Validate and transform various OCR file formats (hOCR, ALTO, PAGE, FineReader)
https://digi.bib.uni-mannheim.de/ocr-fileformat/
MIT License
181 stars 22 forks source link

Conversion to ALTO-2.0 is invalid #26

Closed FoxKyong closed 8 years ago

FoxKyong commented 8 years ago

I tried conversion from hOCR to ALTO-2.0 and after that when I tried ocr-validate on that file I got:

mXSDFilename: /usr/local/share/ocr-fileformat/xsd/alto-2-0.xsd
mXMLFilename: /data/000144300/060.alto
/data/000144300/060.alto fails to validate because: 

cvc-pattern-valid: Value '' is not facet-valid with respect to pattern '([a-zA-Z]{1,8})(-[a-zA-Z0-9]{1,8})*' for type 'language'.
At: 1:934

I also tried to convert it to other versions of ALTO but that all failed but it was just for testing because I need version 2.0.

stweil commented 8 years ago

Which hOCR did you use for that test?

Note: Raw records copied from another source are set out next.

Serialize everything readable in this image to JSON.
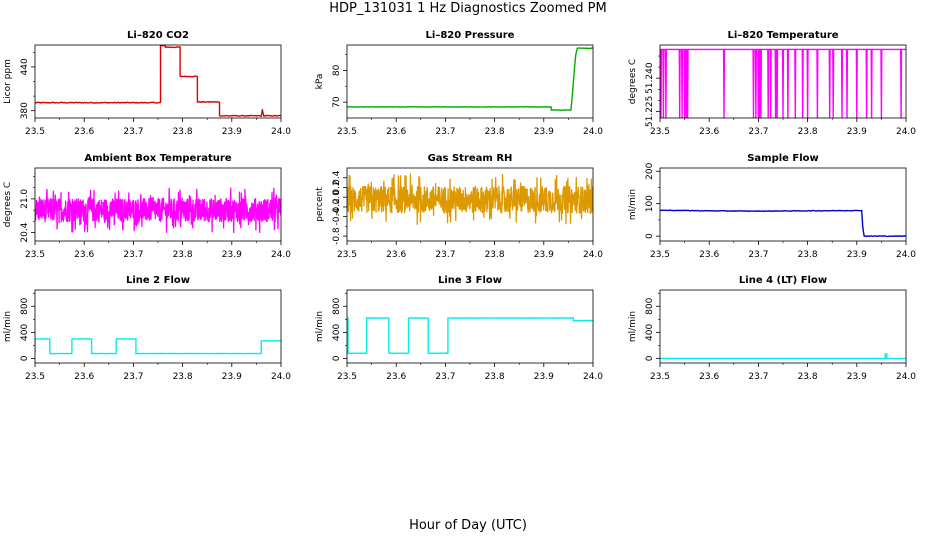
{
  "figure": {
    "title": "HDP_131031  1 Hz Diagnostics Zoomed PM",
    "xlabel": "Hour of Day (UTC)"
  },
  "chart_data": [
    {
      "type": "line",
      "title": "Li–820 CO2",
      "ylabel": "Licor ppm",
      "color": "#dd0000",
      "xlim": [
        23.5,
        24.0
      ],
      "ylim": [
        370,
        470
      ],
      "xticks": [
        "23.5",
        "23.6",
        "23.7",
        "23.8",
        "23.9",
        "24.0"
      ],
      "xtick_values": [
        23.5,
        23.6,
        23.7,
        23.8,
        23.9,
        24.0
      ],
      "yticks": [
        "380",
        "440"
      ],
      "ytick_values": [
        380,
        440
      ],
      "yminor": [
        400,
        420,
        460
      ],
      "series": [
        {
          "x": [
            23.5,
            23.755,
            23.755,
            23.765,
            23.765,
            23.795,
            23.795,
            23.83,
            23.83,
            23.875,
            23.875,
            23.96,
            23.962,
            23.965,
            24.0
          ],
          "y": [
            391,
            391,
            469,
            469,
            467,
            467,
            427,
            427,
            392,
            392,
            373,
            373,
            381,
            373,
            373
          ],
          "noise": 1.2
        }
      ]
    },
    {
      "type": "line",
      "title": "Li–820 Pressure",
      "ylabel": "kPa",
      "color": "#00aa00",
      "xlim": [
        23.5,
        24.0
      ],
      "ylim": [
        65,
        88
      ],
      "xticks": [
        "23.5",
        "23.6",
        "23.7",
        "23.8",
        "23.9",
        "24.0"
      ],
      "xtick_values": [
        23.5,
        23.6,
        23.7,
        23.8,
        23.9,
        24.0
      ],
      "yticks": [
        "70",
        "80"
      ],
      "ytick_values": [
        70,
        80
      ],
      "yminor": [
        75,
        85
      ],
      "series": [
        {
          "x": [
            23.5,
            23.915,
            23.915,
            23.955,
            23.958,
            23.962,
            23.965,
            23.968,
            24.0
          ],
          "y": [
            68.5,
            68.5,
            67.5,
            67.5,
            72,
            80,
            85,
            87,
            87
          ],
          "noise": 0.15
        }
      ]
    },
    {
      "type": "line",
      "title": "Li–820 Temperature",
      "ylabel": "degrees C",
      "color": "#ff00ff",
      "xlim": [
        23.5,
        24.0
      ],
      "ylim": [
        51.222,
        51.255
      ],
      "xticks": [
        "23.5",
        "23.6",
        "23.7",
        "23.8",
        "23.9",
        "24.0"
      ],
      "xtick_values": [
        23.5,
        23.6,
        23.7,
        23.8,
        23.9,
        24.0
      ],
      "yticks": [
        "51.225",
        "51.240"
      ],
      "ytick_values": [
        51.225,
        51.24
      ],
      "yminor": [
        51.23,
        51.235,
        51.245,
        51.25
      ],
      "series": [
        {
          "baseline": 51.253,
          "low": 51.222,
          "spikes": [
            23.502,
            23.507,
            23.512,
            23.54,
            23.545,
            23.55,
            23.553,
            23.556,
            23.63,
            23.69,
            23.695,
            23.7,
            23.702,
            23.705,
            23.72,
            23.725,
            23.735,
            23.738,
            23.75,
            23.76,
            23.775,
            23.79,
            23.8,
            23.82,
            23.845,
            23.852,
            23.87,
            23.88,
            23.9,
            23.92,
            23.93,
            23.95,
            23.99
          ]
        }
      ]
    },
    {
      "type": "line",
      "title": "Ambient Box Temperature",
      "ylabel": "degrees C",
      "color": "#ff00ff",
      "xlim": [
        23.5,
        24.0
      ],
      "ylim": [
        20.25,
        21.55
      ],
      "xticks": [
        "23.5",
        "23.6",
        "23.7",
        "23.8",
        "23.9",
        "24.0"
      ],
      "xtick_values": [
        23.5,
        23.6,
        23.7,
        23.8,
        23.9,
        24.0
      ],
      "yticks": [
        "20.4",
        "21.0"
      ],
      "ytick_values": [
        20.4,
        21.0
      ],
      "yminor": [
        20.6,
        20.8,
        21.2,
        21.4
      ],
      "series": [
        {
          "mean": 20.8,
          "noise": 0.42,
          "n": 900
        }
      ]
    },
    {
      "type": "line",
      "title": "Gas Stream RH",
      "ylabel": "percent",
      "color": "#dd9900",
      "xlim": [
        23.5,
        24.0
      ],
      "ylim": [
        -0.9,
        0.6
      ],
      "xticks": [
        "23.5",
        "23.6",
        "23.7",
        "23.8",
        "23.9",
        "24.0"
      ],
      "xtick_values": [
        23.5,
        23.6,
        23.7,
        23.8,
        23.9,
        24.0
      ],
      "yticks": [
        "-0.8",
        "-0.4",
        "-0.2",
        "0.0",
        "0.2",
        "0.4"
      ],
      "ytick_values": [
        -0.8,
        -0.4,
        -0.2,
        0.0,
        0.2,
        0.4
      ],
      "yminor": [
        -0.6
      ],
      "series": [
        {
          "mean": -0.05,
          "noise": 0.55,
          "n": 900
        }
      ]
    },
    {
      "type": "line",
      "title": "Sample Flow",
      "ylabel": "ml/min",
      "color": "#0000cc",
      "xlim": [
        23.5,
        24.0
      ],
      "ylim": [
        -15,
        210
      ],
      "xticks": [
        "23.5",
        "23.6",
        "23.7",
        "23.8",
        "23.9",
        "24.0"
      ],
      "xtick_values": [
        23.5,
        23.6,
        23.7,
        23.8,
        23.9,
        24.0
      ],
      "yticks": [
        "0",
        "100",
        "200"
      ],
      "ytick_values": [
        0,
        100,
        200
      ],
      "yminor": [
        50,
        150
      ],
      "series": [
        {
          "x": [
            23.5,
            23.6,
            23.7,
            23.8,
            23.91,
            23.912,
            23.915,
            23.92,
            24.0
          ],
          "y": [
            80,
            78,
            77,
            78,
            79,
            30,
            0,
            0,
            0
          ],
          "noise": 1.6
        }
      ]
    },
    {
      "type": "line",
      "title": "Line 2 Flow",
      "ylabel": "ml/min",
      "color": "#00eeee",
      "xlim": [
        23.5,
        24.0
      ],
      "ylim": [
        -70,
        1050
      ],
      "xticks": [
        "23.5",
        "23.6",
        "23.7",
        "23.8",
        "23.9",
        "24.0"
      ],
      "xtick_values": [
        23.5,
        23.6,
        23.7,
        23.8,
        23.9,
        24.0
      ],
      "yticks": [
        "0",
        "400",
        "800"
      ],
      "ytick_values": [
        0,
        400,
        800
      ],
      "yminor": [
        200,
        600,
        1000
      ],
      "series": [
        {
          "x": [
            23.5,
            23.5,
            23.508,
            23.508,
            23.53,
            23.53,
            23.555,
            23.555,
            23.575,
            23.575,
            23.615,
            23.615,
            23.64,
            23.64,
            23.665,
            23.665,
            23.705,
            23.705,
            23.96,
            23.96,
            24.0
          ],
          "y": [
            100,
            300,
            300,
            300,
            300,
            75,
            75,
            75,
            75,
            300,
            300,
            75,
            75,
            75,
            75,
            300,
            300,
            75,
            75,
            270,
            270
          ],
          "noise": 4
        }
      ]
    },
    {
      "type": "line",
      "title": "Line 3 Flow",
      "ylabel": "ml/min",
      "color": "#00eeee",
      "xlim": [
        23.5,
        24.0
      ],
      "ylim": [
        -70,
        1050
      ],
      "xticks": [
        "23.5",
        "23.6",
        "23.7",
        "23.8",
        "23.9",
        "24.0"
      ],
      "xtick_values": [
        23.5,
        23.6,
        23.7,
        23.8,
        23.9,
        24.0
      ],
      "yticks": [
        "0",
        "400",
        "800"
      ],
      "ytick_values": [
        0,
        400,
        800
      ],
      "yminor": [
        200,
        600,
        1000
      ],
      "series": [
        {
          "x": [
            23.5,
            23.5,
            23.502,
            23.502,
            23.54,
            23.54,
            23.585,
            23.585,
            23.625,
            23.625,
            23.665,
            23.665,
            23.705,
            23.705,
            23.96,
            23.96,
            24.0
          ],
          "y": [
            100,
            620,
            620,
            80,
            80,
            620,
            620,
            80,
            80,
            620,
            620,
            80,
            80,
            620,
            620,
            580,
            580
          ],
          "noise": 4
        }
      ]
    },
    {
      "type": "line",
      "title": "Line 4 (LT) Flow",
      "ylabel": "ml/min",
      "color": "#00eeee",
      "xlim": [
        23.5,
        24.0
      ],
      "ylim": [
        -70,
        1050
      ],
      "xticks": [
        "23.5",
        "23.6",
        "23.7",
        "23.8",
        "23.9",
        "24.0"
      ],
      "xtick_values": [
        23.5,
        23.6,
        23.7,
        23.8,
        23.9,
        24.0
      ],
      "yticks": [
        "0",
        "400",
        "800"
      ],
      "ytick_values": [
        0,
        400,
        800
      ],
      "yminor": [
        200,
        600,
        1000
      ],
      "series": [
        {
          "x": [
            23.5,
            23.958,
            23.958,
            23.961,
            23.961,
            24.0
          ],
          "y": [
            0,
            0,
            70,
            70,
            0,
            0
          ],
          "noise": 0
        }
      ]
    }
  ]
}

Could you please add it here to allow reproducing the problem?

FoxKyong commented 8 years ago

I have attached the file. But the same problem is caused by every hOCR I tried to convert. hOCR is created by Tesseract v3.04.01. 060.hocr.zip

kba commented 8 years ago

Thanks for trying @FoxKyong and for asking for ALTO support in tesseract.

Problem is in https://github.com/kba/hOCR-to-ALTO/, I'll look into it.

kba commented 8 years ago

The problem was with mapping language. Should be fixed in https://github.com/kba/hOCR-to-ALTO/issues/1. Can you try

(cd vendor/hOCR-to-ALTO; git pull)

and try the transformation/validation again?

FoxKyong commented 8 years ago

I have tried it and it works. Thanks.